Among the plants growing in the plot of ground was a shrub, Atropa belladonna, bearing berries rather similar in appearance to small grapes and presenting a very alluring and tempting appearance to children. The pursuer says that his son and some of his companions were attracted by the beautiful and tempting appearance of the shrub, that they picked some of the berries and ate them, that shortly afterwards they became seriously ill, and that although he received medical attention the pursuer's son died the following morning.
The berries of the Atropa belladonna shrub are poisonous, and the pursuer maintains that the death of his son was solely due to the fault of the defenders and of their servants in charge of the Gardens, for whom they are responsible. He says that the poisonous character and the inviting and deceptive appearance of the berries were well known to them. ‘They knew, or ought to have known if they had exercised reasonable supervision, that said shrub was growing in a conspicuous position in said Gardens, in a part open to and much frequented by children, and that it was probable, and indeed practically certain, that children would be tempted and deceived by the appearance of said shrub, and would eat the berries, which have a sweet taste.

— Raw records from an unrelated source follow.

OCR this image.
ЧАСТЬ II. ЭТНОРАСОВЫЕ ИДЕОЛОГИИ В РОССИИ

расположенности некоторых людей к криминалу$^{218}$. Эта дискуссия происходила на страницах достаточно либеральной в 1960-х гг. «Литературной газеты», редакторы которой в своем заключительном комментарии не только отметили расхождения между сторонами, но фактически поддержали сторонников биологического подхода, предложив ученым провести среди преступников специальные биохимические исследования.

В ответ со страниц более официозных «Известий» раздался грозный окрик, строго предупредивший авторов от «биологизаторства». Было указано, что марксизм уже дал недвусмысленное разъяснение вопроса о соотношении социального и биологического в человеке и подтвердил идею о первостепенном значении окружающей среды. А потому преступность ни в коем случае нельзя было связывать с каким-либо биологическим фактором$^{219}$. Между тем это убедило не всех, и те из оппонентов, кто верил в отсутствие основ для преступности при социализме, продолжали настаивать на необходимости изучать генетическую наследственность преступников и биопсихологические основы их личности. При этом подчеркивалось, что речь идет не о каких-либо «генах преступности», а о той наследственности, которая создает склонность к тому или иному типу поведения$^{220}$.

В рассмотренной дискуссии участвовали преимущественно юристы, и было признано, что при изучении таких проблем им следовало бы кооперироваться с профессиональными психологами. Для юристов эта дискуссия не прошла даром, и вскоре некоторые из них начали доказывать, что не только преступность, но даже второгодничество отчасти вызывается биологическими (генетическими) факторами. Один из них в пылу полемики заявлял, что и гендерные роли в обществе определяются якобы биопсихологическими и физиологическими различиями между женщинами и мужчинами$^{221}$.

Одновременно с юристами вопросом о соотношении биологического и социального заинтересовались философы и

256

The defenders knew, or ought to have known, that said berries were a deadly poison, and that if one or two of them were eaten by a child it was certain to cause illness and likely to result in death. The defenders were in fault in having the said shrub growing in a part of said Gardens open to children and frequented by them without taking any precautions, as they ought to have done but failed to do, to warn children against the danger or to prevent children from reaching said shrub and picking the berries.’ It is also made a ground of fault that the defenders did not have a notice warning the public of the presence of poisonous or dangerous specimens growing in the Gardens. It is not, however, said that it is usual in botanic gardens to have such notices, and it is clear that such a notice would not have been any protection to the pursuer's son, who could not have read it. I attach no importance to the averment as to absence of notice about the plant being poisonous. The pursuer's real case, if he has one, is that the defenders were in fault in having the plant in a place to which with their Knowledge children had access. At this stage all I have to consider is whether the record contains averments which if proved would entitle a jury to find for the pursuer.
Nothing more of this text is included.